One answer my colleagues and I came up with is to measure the tiny irregularities in the heartbeat of every digital computer, the CPU clock. This clock is derived from a very mundane source: a physically vibrating quartz crystal — basically an atomic tuning fork. Most modern CPUs use a crystal oscillator that vibrates in the neighborhood of 30-80 million times per second and that signal is then multiplied electrically to produce a clock frequency of three or four billion cycles per second, which is the rate at which the computer can execute its simplest instructions. Although modern crystal oscillators are highly stable in their frequencies, things like temperature, humidity and external vibrations do cause small variations to occur, and when the frequency is multiplied by electrical circuits, so is the noise. That's usually okay, since CPUs are remarkably tolerant of lower or higher clock frequencies — most will run just fine at half the clock rate and can generally be overclocked a bit to run faster. But if we could measure these small variations in the vibrational frequency of chemical bonds between individual atoms of a crystal lattice, that would be a good source of quantum randomness. The challenge there is, how can a computer measure variations in its own heartbeat without some sort of external reference?

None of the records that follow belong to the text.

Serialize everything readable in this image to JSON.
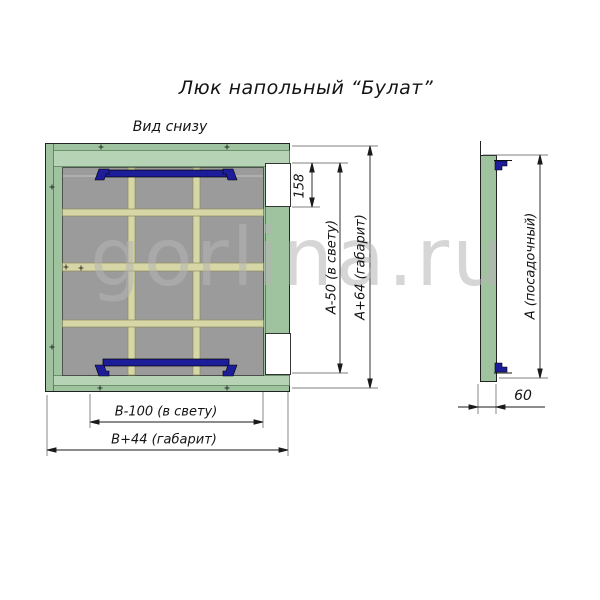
{
  "title": "Люк напольный “Булат”",
  "main_view": {
    "label": "Вид снизу",
    "dims": {
      "cutout_height": "158",
      "clear_height": "А-50 (в свету)",
      "overall_height": "А+64 (габарит)",
      "clear_width": "В-100 (в свету)",
      "overall_width": "В+44 (габарит)"
    }
  },
  "side_view": {
    "dims": {
      "seating_height": "А (посадочный)",
      "depth": "60"
    }
  },
  "watermark": "gorlina.ru",
  "colors": {
    "frame_green": "#9fc29f",
    "frame_band_green": "#b6d3b6",
    "frame_line_green": "#5e815e",
    "panel_gray": "#9b9b9b",
    "stiffener_khaki": "#d6d6a6",
    "hinge_navy": "#1d1d99"
  }
}
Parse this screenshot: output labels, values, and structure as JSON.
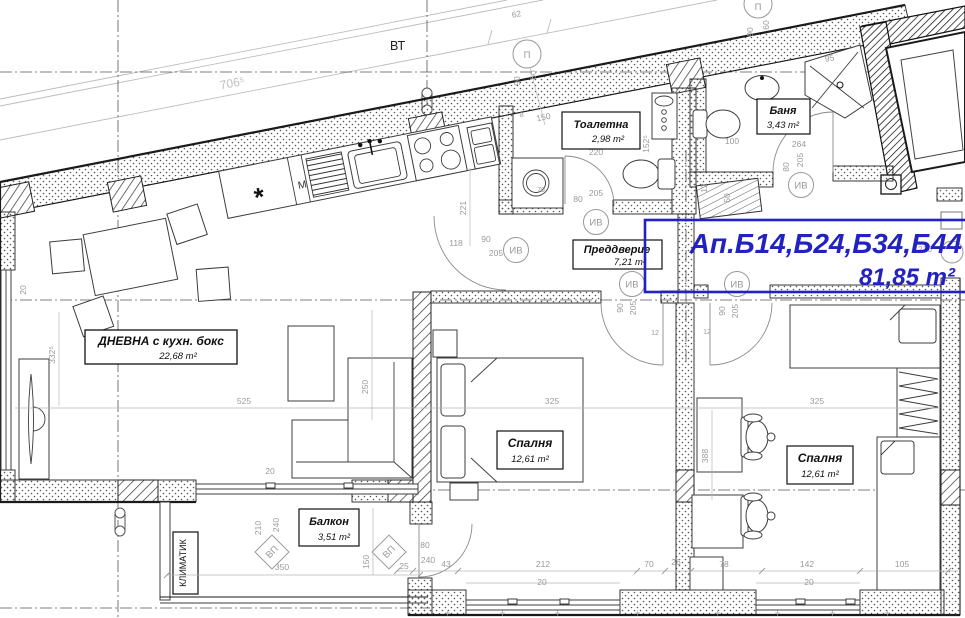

Luckily, there is a second clock within most every modern computer, one that uses an independent crystal oscillator as its frequency source — the real-time clock or RTC. It is quite important for different computers within a network to agree on what time it is, or at least on how long a second is. To do this, most computers use a much lower-frequency, and less noisy, crystal oscillator operating down near the 100-thousand cycles per second range to measure the passage of time. Of course, this second crystal is subject to the same kind of noise as the CPU oscillator, though less so because of its lower frequency. But that's good for our purposes! We can simply count how many CPU clock cycles occur within each RTC cycle, subtract successive samples and contribute the least-significant few digits to the entropy pool. Conceptually, this sampling can be done by executing a simple instruction loop a few million times and asking the RTC how long it took to complete. Given the realities of things like hardware interrupts and process scheduling, the details are of course more complicated, but the solution remains practical and it works for almost any commercially-available digital computer.

Computers do exactly what we tell them to do. When they don't, we typically think of it as a failure. But unexpected does not always mean faulty. Not only is it useful for software developers to plan to fail when designing complex systems, it is sometimes necessary to actually elicit and embrace failures, to swim briefly in the ocean of randomness. Randomness, one could argue, is at the very core of humanity and human creativity, and it isn't possible to program a computer to do something completely unexpected. To teach a robot to sneeze, we must allow her to surprise us.